At the 25th mile-marker, Jim Weber looked a lot like most exhausted runners in the final wave of the Boston Marathon, but the embrace shared between him and his wife meant more than nearing the end of a 26 mile journey.
More than a year ago, Weber was diagnosed with multiple myeloma.
"Ninety-five percent of my bone marrow was cancerous plasma," Weber said.
He wouldn't have known he was sick if he wasn't training for his very first marathon at the age of 49.
"I started training. I was up to ten, twelve miles, and all of a sudden, I couldn't run half a mile."
The diagnosis marked the end of Weber's dreams for a marathon in 2015, but he knew he'd run in 2016.
"Being physically active when you have cancer to me was the most important thing."

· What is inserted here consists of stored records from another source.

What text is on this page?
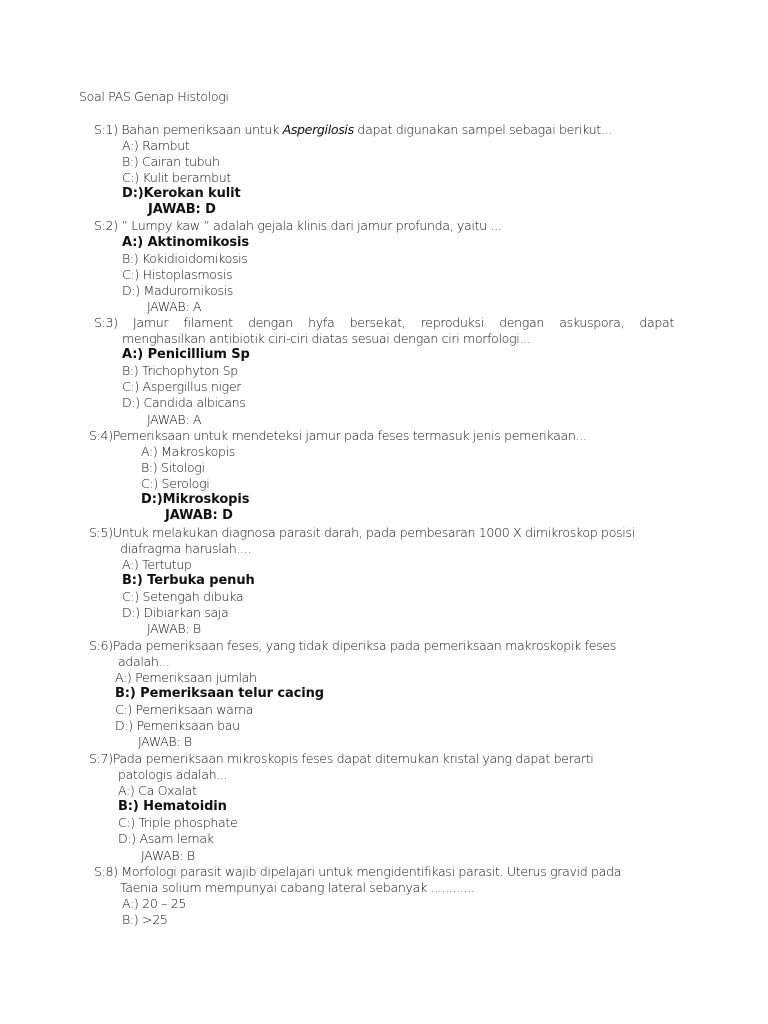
Soal PAS Genap Histologi
S:1) Bahan pemeriksaan untuk Aspergilosis dapat digunakan sampel sebagai berikut...
A:) Rambut
B:) Cairan tubuh
C:) Kulit berambut
D:)Kerokan kulit
JAWAB: D
S:2) ” Lumpy kaw ” adalah gejala klinis dari jamur profunda, yaitu ...
A:) Aktinomikosis
B:) Kokidioidomikosis
C:) Histoplasmosis
D:) Maduromikosis
JAWAB: A
S:3) Jamur filament dengan hyfa bersekat, reproduksi dengan askuspora, dapat
menghasilkan antibiotik ciri-ciri diatas sesuai dengan ciri morfologi...
A:) Penicillium Sp
B:) Trichophyton Sp
C:) Aspergillus niger
D:) Candida albicans
JAWAB: A
S:4)Pemeriksaan untuk mendeteksi jamur pada feses termasuk jenis pemerikaan...
A:) Makroskopis
B:) Sitologi
C:) Serologi
D:)Mikroskopis
JAWAB: D
S:5)Untuk melakukan diagnosa parasit darah, pada pembesaran 1000 X dimikroskop posisi
diafragma haruslah....
A:) Tertutup
B:) Terbuka penuh
C:) Setengah dibuka
D:) Dibiarkan saja
JAWAB: B
S:6)Pada pemeriksaan feses, yang tidak diperiksa pada pemeriksaan makroskopik feses
adalah...
A:) Pemeriksaan jumlah
B:) Pemeriksaan telur cacing
C:) Pemeriksaan warna
D:) Pemeriksaan bau
JAWAB: B
S:7)Pada pemeriksaan mikroskopis feses dapat ditemukan kristal yang dapat berarti
patologis adalah...
A:) Ca Oxalat
B:) Hematoidin
C:) Triple phosphate
D:) Asam lemak
JAWAB: B
S:8) Morfologi parasit wajib dipelajari untuk mengidentifikasi parasit. Uterus gravid pada
Taenia solium mempunyai cabang lateral sebanyak ............
A:) 20 – 25
B:) >25
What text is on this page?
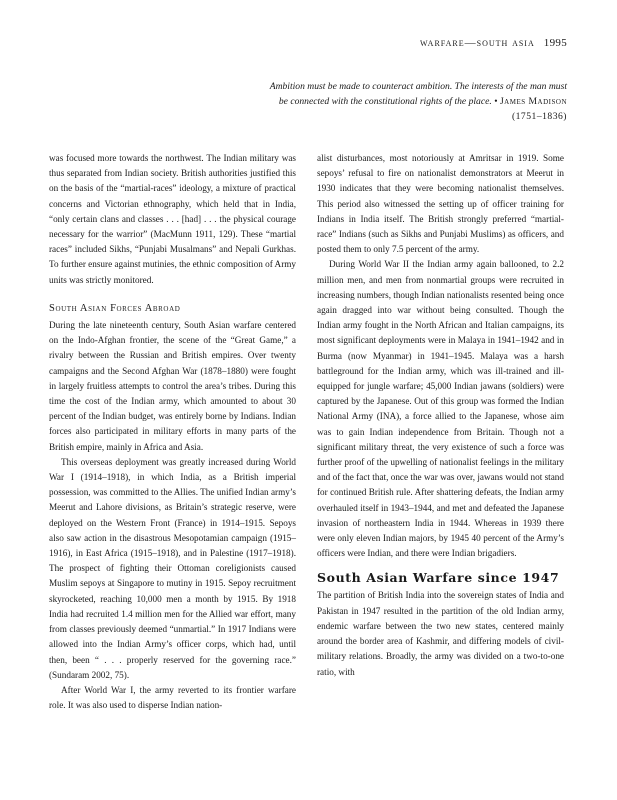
warfare—south asia 1995
Ambition must be made to counteract ambition. The interests of the man must be connected with the constitutional rights of the place. • James Madison (1751–1836)

was focused more towards the northwest. The Indian military was thus separated from Indian society. British authorities justified this on the basis of the “martial-races” ideology, a mixture of practical concerns and Victorian ethnography, which held that in India, “only certain clans and classes . . . [had] . . . the physical courage necessary for the warrior” (MacMunn 1911, 129). These “martial races” included Sikhs, “Punjabi Musalmans” and Nepali Gurkhas. To further ensure against mutinies, the ethnic composition of Army units was strictly monitored.

South Asian Forces Abroad

During the late nineteenth century, South Asian warfare centered on the Indo-Afghan frontier, the scene of the “Great Game,” a rivalry between the Russian and British empires. Over twenty campaigns and the Second Afghan War (1878–1880) were fought in largely fruitless attempts to control the area’s tribes. During this time the cost of the Indian army, which amounted to about 30 percent of the Indian budget, was entirely borne by Indians. Indian forces also participated in military efforts in many parts of the British empire, mainly in Africa and Asia.

This overseas deployment was greatly increased during World War I (1914–1918), in which India, as a British imperial possession, was committed to the Allies. The unified Indian army’s Meerut and Lahore divisions, as Britain’s strategic reserve, were deployed on the Western Front (France) in 1914–1915. Sepoys also saw action in the disastrous Mesopotamian campaign (1915–1916), in East Africa (1915–1918), and in Palestine (1917–1918). The prospect of fighting their Ottoman coreligionists caused Muslim sepoys at Singapore to mutiny in 1915. Sepoy recruitment skyrocketed, reaching 10,000 men a month by 1915. By 1918 India had recruited 1.4 million men for the Allied war effort, many from classes previously deemed “unmartial.” In 1917 Indians were allowed into the Indian Army’s officer corps, which had, until then, been “ . . . properly reserved for the governing race.” (Sundaram 2002, 75).

After World War I, the army reverted to its frontier warfare role. It was also used to disperse Indian nation-

alist disturbances, most notoriously at Amritsar in 1919. Some sepoys’ refusal to fire on nationalist demonstrators at Meerut in 1930 indicates that they were becoming nationalist themselves. This period also witnessed the setting up of officer training for Indians in India itself. The British strongly preferred “martial-race” Indians (such as Sikhs and Punjabi Muslims) as officers, and posted them to only 7.5 percent of the army.

During World War II the Indian army again ballooned, to 2.2 million men, and men from nonmartial groups were recruited in increasing numbers, though Indian nationalists resented being once again dragged into war without being consulted. Though the Indian army fought in the North African and Italian campaigns, its most significant deployments were in Malaya in 1941–1942 and in Burma (now Myanmar) in 1941–1945. Malaya was a harsh battleground for the Indian army, which was ill-trained and ill-equipped for jungle warfare; 45,000 Indian jawans (soldiers) were captured by the Japanese. Out of this group was formed the Indian National Army (INA), a force allied to the Japanese, whose aim was to gain Indian independence from Britain. Though not a significant military threat, the very existence of such a force was further proof of the upwelling of nationalist feelings in the military and of the fact that, once the war was over, jawans would not stand for continued British rule. After shattering defeats, the Indian army overhauled itself in 1943–1944, and met and defeated the Japanese invasion of northeastern India in 1944. Whereas in 1939 there were only eleven Indian majors, by 1945 40 percent of the Army’s officers were Indian, and there were Indian brigadiers.

South Asian Warfare since 1947

The partition of British India into the sovereign states of India and Pakistan in 1947 resulted in the partition of the old Indian army, endemic warfare between the two new states, centered mainly around the border area of Kashmir, and differing models of civil-military relations. Broadly, the army was divided on a two-to-one ratio, with
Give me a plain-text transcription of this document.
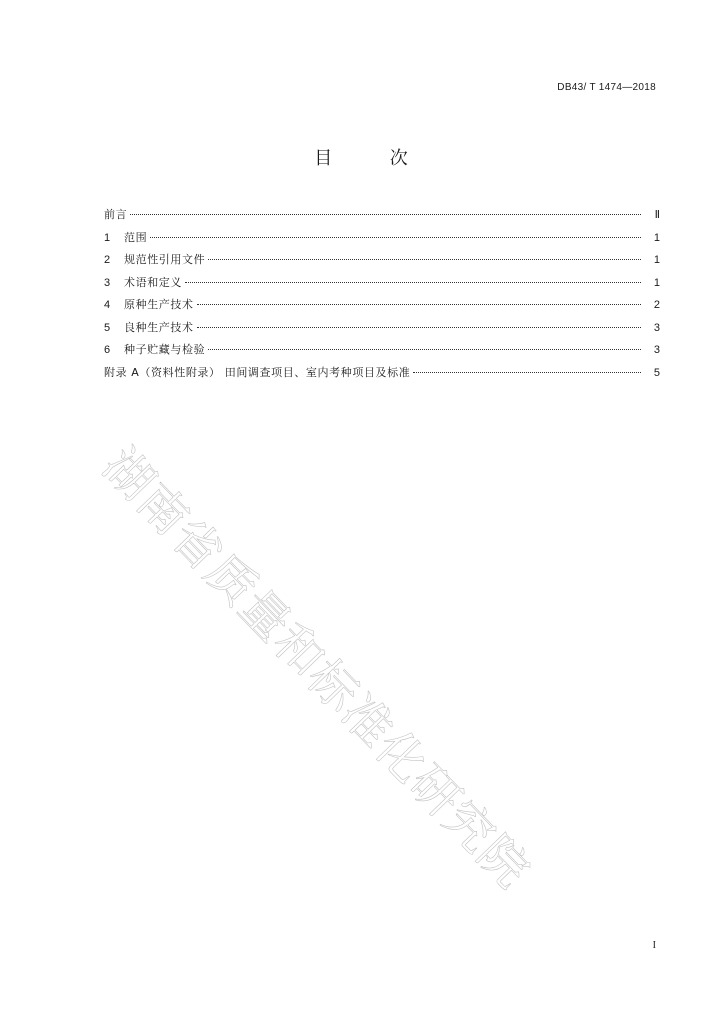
DB43/ T 1474—2018
目	次
前言	Ⅱ
1	范围	1
2	规范性引用文件	1
3	术语和定义	1
4	原种生产技术	2
5	良种生产技术	3
6	种子贮藏与检验	3
附录 A（资料性附录） 田间调查项目、室内考种项目及标准	5
湖南省质量和标准化研究院
I
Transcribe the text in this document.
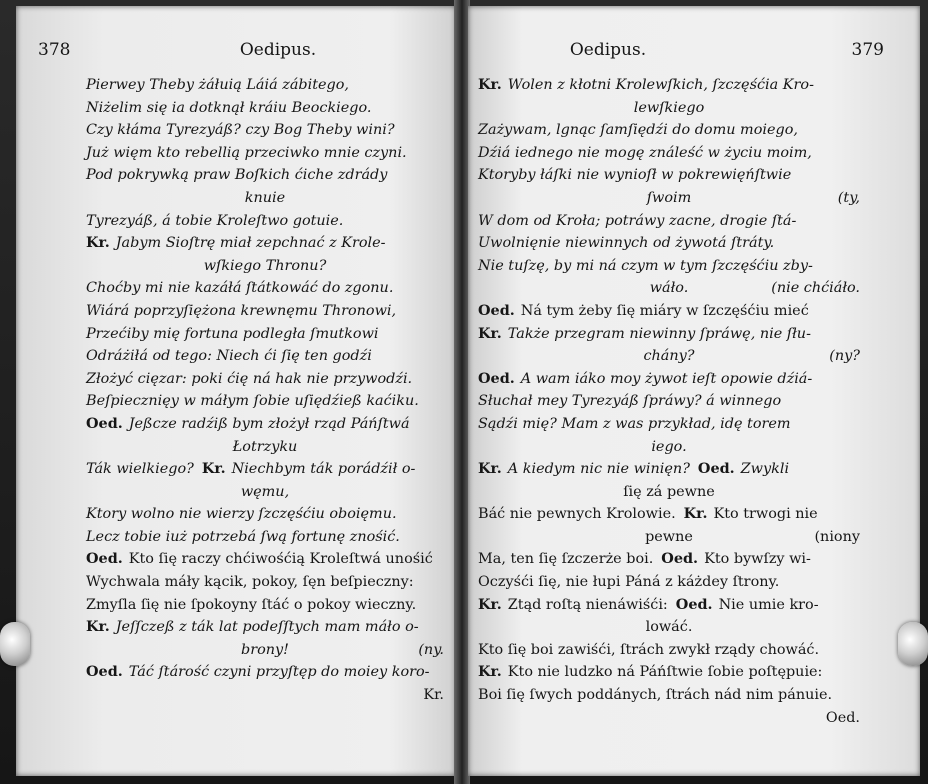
378	Oedipus.
Pierwey Theby żáłuią Láiá zábitego,
Niżelim się ia dotknął kráiu Beockiego.
Czy kłáma Tyrezyáß? czy Bog Theby wini?
Już więm kto rebellią przeciwko mnie czyni.
Pod pokrywką praw Boſkich ćiche zdrády
knuie
Tyrezyáß, á tobie Kroleſtwo gotuie.
Kr. Jabym Sioſtrę miał zepchnać z Krole-
wſkiego Thronu?
Choćby mi nie kazáłá ſtátkowáć do zgonu.
Wiárá poprzyſiężona krewnęmu Thronowi,
Przećiby mię fortuna podległa ſmutkowi
Odráżiłá od tego: Niech ći ſię ten godźi
Złożyć cięzar: poki ćię ná hak nie przywodźi.
Beſpiecznięy w máłym ſobie uſiędźieß kaćiku.
Oed. Jeßcze radźiß bym złożył rząd Páńſtwá
Łotrzyku
Ták wielkiego? Kr. Niechbym ták porádźił o-
węmu,
Ktory wolno nie wierzy ſzczęśćiu oboięmu.
Lecz tobie iuż potrzebá ſwą fortunę znośić.
Oed. Kto ſię raczy chćiwośćią Kroleſtwá unośić
Wychwala máły kącik, pokoy, ſęn beſpieczny:
Zmyſla ſię nie ſpokoyny ſtáć o pokoy wieczny.
Kr. Jeſſczeß z ták lat podeſſtych mam máło o-
brony!	(ny.
Oed. Táć ſtárość czyni przyſtęp do moiey koro-
Kr.
Oedipus.	379
Kr. Wolen z kłotni Krolewſkich, ſzczęśćia Kro-
lewſkiego
Zażywam, lgnąc ſamſiędźi do domu moiego,
Dźiá iednego nie mogę ználeść w życiu moim,
Ktoryby łáſki nie wynioſł w pokrewięńſtwie
ſwoim	(ty,
W dom od Kroła; potráwy zacne, drogie ſtá-
Uwolnięnie niewinnych od żywotá ſtráty.
Nie tuſzę, by mi ná czym w tym ſzczęśćiu zby-
wáło.	(nie chćiáło.
Oed. Ná tym żeby ſię miáry w ſzczęśćiu mieć
Kr. Także przegram niewinny ſpráwę, nie ſłu-
chány?	(ny?
Oed. A wam iáko moy żywot ieſt opowie dźiá-
Słuchał mey Tyrezyáß ſpráwy? á winnego
Sądźi mię? Mam z was przykład, idę torem
iego.
Kr. A kiedym nic nie winięn? Oed. Zwykli
ſię zá pewne
Báć nie pewnych Krolowie. Kr. Kto trwogi nie
pewne	(niony
Ma, ten ſię ſzczerże boi. Oed. Kto bywſzy wi-
Oczyśći ſię, nie łupi Páná z káżdey ſtrony.
Kr. Ztąd roſtą nienáwiśći: Oed. Nie umie kro-
lowáć.
Kto ſię boi zawiśći, ſtrách zwykł rządy chowáć.
Kr. Kto nie ludzko ná Páńſtwie ſobie poſtępuie:
Boi ſię ſwych poddánych, ſtrách nád nim pánuie.
Oed.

Weber decided he'd run the Boston Marathon in 2016 to raise money for the multiple Myeloma Research Foundation, or MRF. The team wasn't so sure he'd be ready, but after months of chemo and transplants, Weber was in remission and taking steps to find a cure.
"You have a choice every day when you wake up. You can wake up with a smile or you can wake up mad at the world," said Weber.
Weber started asking friends to donate to MRF. In exchange, he'd run 26.2 miles while still undergoing chemo treatments every two weeks.
For patients like Weber, it's critical to find a cure, no matter how much effort it takes.
"You want to lay in bed, there are days you don't want to get up. But it's so critical to stay active."